With the Hiemno Poisson Pressure Solver in our earlier GCC/Clang benchmarks the performance was relatively unchanged on both Intel systems (based on the Core 2 Duo and Core i7 Gulftown CPUs) while the AMD Opteron 2384 performance improved significantly when leveraging LLVM compared to the vanilla GCC, even when it came to using DragonEgg and LLVM-GCC. With the Intel Atom we see a similar boost when using LLVM on Himeno, However, here the speed-up is even more sizable! It was about a 40% jump in performance when building Himeno with Clang 2.8 rather than GCC 4.6, but with the 32-bit Atom CPU when switching to Clang the output performance more than doubled. The GCC-built Himeno was handling around 13 MFLOPS where the LLVM+Clang-built version topped 30 MFLOPS.
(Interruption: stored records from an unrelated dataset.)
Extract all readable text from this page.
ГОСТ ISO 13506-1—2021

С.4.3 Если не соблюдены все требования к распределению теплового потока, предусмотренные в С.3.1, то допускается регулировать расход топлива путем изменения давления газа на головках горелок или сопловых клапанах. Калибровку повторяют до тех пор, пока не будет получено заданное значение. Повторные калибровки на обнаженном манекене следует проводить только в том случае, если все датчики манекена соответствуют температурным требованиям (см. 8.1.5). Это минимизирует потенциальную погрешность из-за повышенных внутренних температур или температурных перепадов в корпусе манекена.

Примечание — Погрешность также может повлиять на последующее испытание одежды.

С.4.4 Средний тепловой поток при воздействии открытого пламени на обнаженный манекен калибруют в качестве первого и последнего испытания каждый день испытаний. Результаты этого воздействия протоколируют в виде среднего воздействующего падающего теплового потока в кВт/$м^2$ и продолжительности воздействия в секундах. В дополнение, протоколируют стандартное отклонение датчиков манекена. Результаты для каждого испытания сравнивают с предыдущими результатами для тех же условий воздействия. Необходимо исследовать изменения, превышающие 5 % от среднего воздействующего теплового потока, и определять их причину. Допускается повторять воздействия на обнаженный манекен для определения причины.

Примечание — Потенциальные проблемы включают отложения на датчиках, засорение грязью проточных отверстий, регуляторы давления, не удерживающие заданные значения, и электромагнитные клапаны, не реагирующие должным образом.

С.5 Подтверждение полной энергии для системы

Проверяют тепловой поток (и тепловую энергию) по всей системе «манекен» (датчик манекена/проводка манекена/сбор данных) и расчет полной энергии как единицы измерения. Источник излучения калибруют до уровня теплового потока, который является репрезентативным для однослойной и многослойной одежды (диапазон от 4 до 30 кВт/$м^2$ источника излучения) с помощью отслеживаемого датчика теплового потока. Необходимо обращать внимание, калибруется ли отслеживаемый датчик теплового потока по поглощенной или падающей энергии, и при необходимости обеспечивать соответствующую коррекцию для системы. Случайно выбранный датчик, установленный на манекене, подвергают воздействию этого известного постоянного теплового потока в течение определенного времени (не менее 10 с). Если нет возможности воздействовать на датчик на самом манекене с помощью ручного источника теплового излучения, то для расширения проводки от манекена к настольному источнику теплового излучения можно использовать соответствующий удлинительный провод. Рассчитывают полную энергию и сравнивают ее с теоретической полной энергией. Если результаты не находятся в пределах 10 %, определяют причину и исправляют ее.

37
With the MAFFT Multiple Sequence Alignment test, the Clang-built binary was marginally slower than the GCC 4.6 development snapshot.

With HMMer in our earlier open-source compiler tests, we found the LLVM-based solutions (Clang, DragonEgg, and LLVM-GCC) to run significantly slower than pure GCC on all three Intel/AMD systems. With the Intel Atom netbook running this scientific test, however, LLVM's Clang was only slightly slower. The compiler producing the fastest binary was GCC 4.5.1.